Photon players joined either a red or green team (solo games were also an option, called "free-for-alls"), and played in an arena. Dramatic music by Ken Caillat, strobe effects, and smoke machines were used in the arena during games to enhance play. Players gained points for shooting other players and for shooting the enemy team's base. Players lost points for being shot ("zapped" in game terminology) or by shooting teammates. A player "zapping" a teammate would lose a massive amount of score and be automatically "zapped" himself. One feature of the game was that no player could be "zapped" more than three consecutive times by the same player. This forced players to vary, or "clear", their targets before being able to score points on the same player again. When "zapped", a player's weapon would be inert for five seconds and then reactivate automatically, with no need to "charge up" at a base as was required in the games of competitors. At some locations, the amount of time a player's weapon would be inert would vary based on score. A player with a high score would have an inert weapon for up to 10 seconds. For safety reasons, referees would try to enforce the rule that they had to be at least 5 feet away from the opponent they were shooting at. Photon used an infrared gun and receiver system, which did not actually fire visible lasers. As technology improved and more arenas opened, IR guns using a visible laser and a built in gun site began to appear in gameplay.

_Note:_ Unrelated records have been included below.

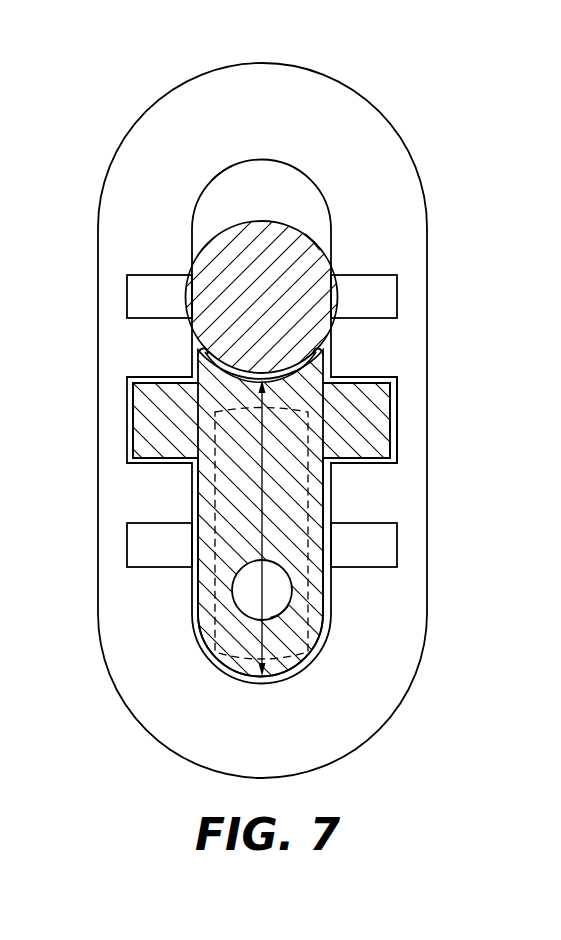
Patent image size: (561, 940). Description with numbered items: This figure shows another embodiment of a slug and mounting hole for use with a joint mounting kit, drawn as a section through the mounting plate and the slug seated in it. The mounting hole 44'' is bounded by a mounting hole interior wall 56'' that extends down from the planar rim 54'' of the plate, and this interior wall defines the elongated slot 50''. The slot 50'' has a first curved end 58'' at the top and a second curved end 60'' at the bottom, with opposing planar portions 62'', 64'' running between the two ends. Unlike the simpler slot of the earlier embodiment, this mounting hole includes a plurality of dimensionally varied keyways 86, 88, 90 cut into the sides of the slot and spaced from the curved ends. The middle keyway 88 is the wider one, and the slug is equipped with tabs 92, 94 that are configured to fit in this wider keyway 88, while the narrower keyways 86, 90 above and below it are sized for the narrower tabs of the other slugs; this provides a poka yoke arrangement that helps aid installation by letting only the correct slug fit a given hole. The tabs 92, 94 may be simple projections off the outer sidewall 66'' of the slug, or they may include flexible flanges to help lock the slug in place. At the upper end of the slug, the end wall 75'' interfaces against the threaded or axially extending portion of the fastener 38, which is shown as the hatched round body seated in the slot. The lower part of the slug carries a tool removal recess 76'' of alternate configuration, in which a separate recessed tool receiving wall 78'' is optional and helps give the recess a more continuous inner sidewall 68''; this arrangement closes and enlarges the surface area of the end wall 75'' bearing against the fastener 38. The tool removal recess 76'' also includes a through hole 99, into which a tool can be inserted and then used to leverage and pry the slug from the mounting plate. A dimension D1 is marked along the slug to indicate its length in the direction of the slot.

The planar rim 54'' is at (262, 389).
The elongated slot 50'' is at (262, 319).
The first curved end 58'' is at (208, 153).
The second curved end 60'' is at (282, 613).
The keyway 86 is at (398, 286).
The keyway 90 is at (398, 537).
The fastener 38 is at (218, 262).
The mounting hole 44'' is at (352, 215).
The recessed tool receiving wall 78'' is at (280, 520).
The end wall 75'' is at (171, 348).
The mounting hole interior wall 56'' is at (359, 348).
The tab 94 is at (150, 408).
The keyway 88 is at (399, 392).
The tab 92 is at (378, 438).
The planar portion 62'' is at (161, 446).
The planar portion 64'' is at (359, 498).
The outer sidewall 66'' is at (158, 568).
The inner sidewall 68'' is at (235, 650).
The through hole 99 is at (275, 572).
The tool removal recess 76'' is at (332, 631).
The dimension D1 is at (263, 502).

Customers joined by purchasing a photo ID badge (ranging in price at different areas from $10–35), and then paid a per-game fee (or a blanket fee on special nights that allowed unlimited play). Games lasted six minutes, with cues from the soundtrack that regular players could utilize for more strategic games. During game play, monitors on the observation deck and in the waiting areas showed scoring, with players listed under self-chosen handles. Most players referred to each other by their handles, which became its own identity, instead of their real names. League players in retail games would often tag their handles with their team names, like multiplayers do today, to distinguish themselves from the "noobs" or new players.

In many franchises, Photon leagues were formed, and tournament games were held regularly. Tactics and strategy were a big part of league competition and rules governing the covering of IR sensors were often implemented for players that would obscure their ability to get hit by pressing against walls or wearing their helmet high on the head to avoid being zapped by straight on shots. This included "cocking", which was described as cocking player's head back to obscure the helmet, holding gun slightly down between shooting to avoid direct gun shots, while covering their breastplate with their hand.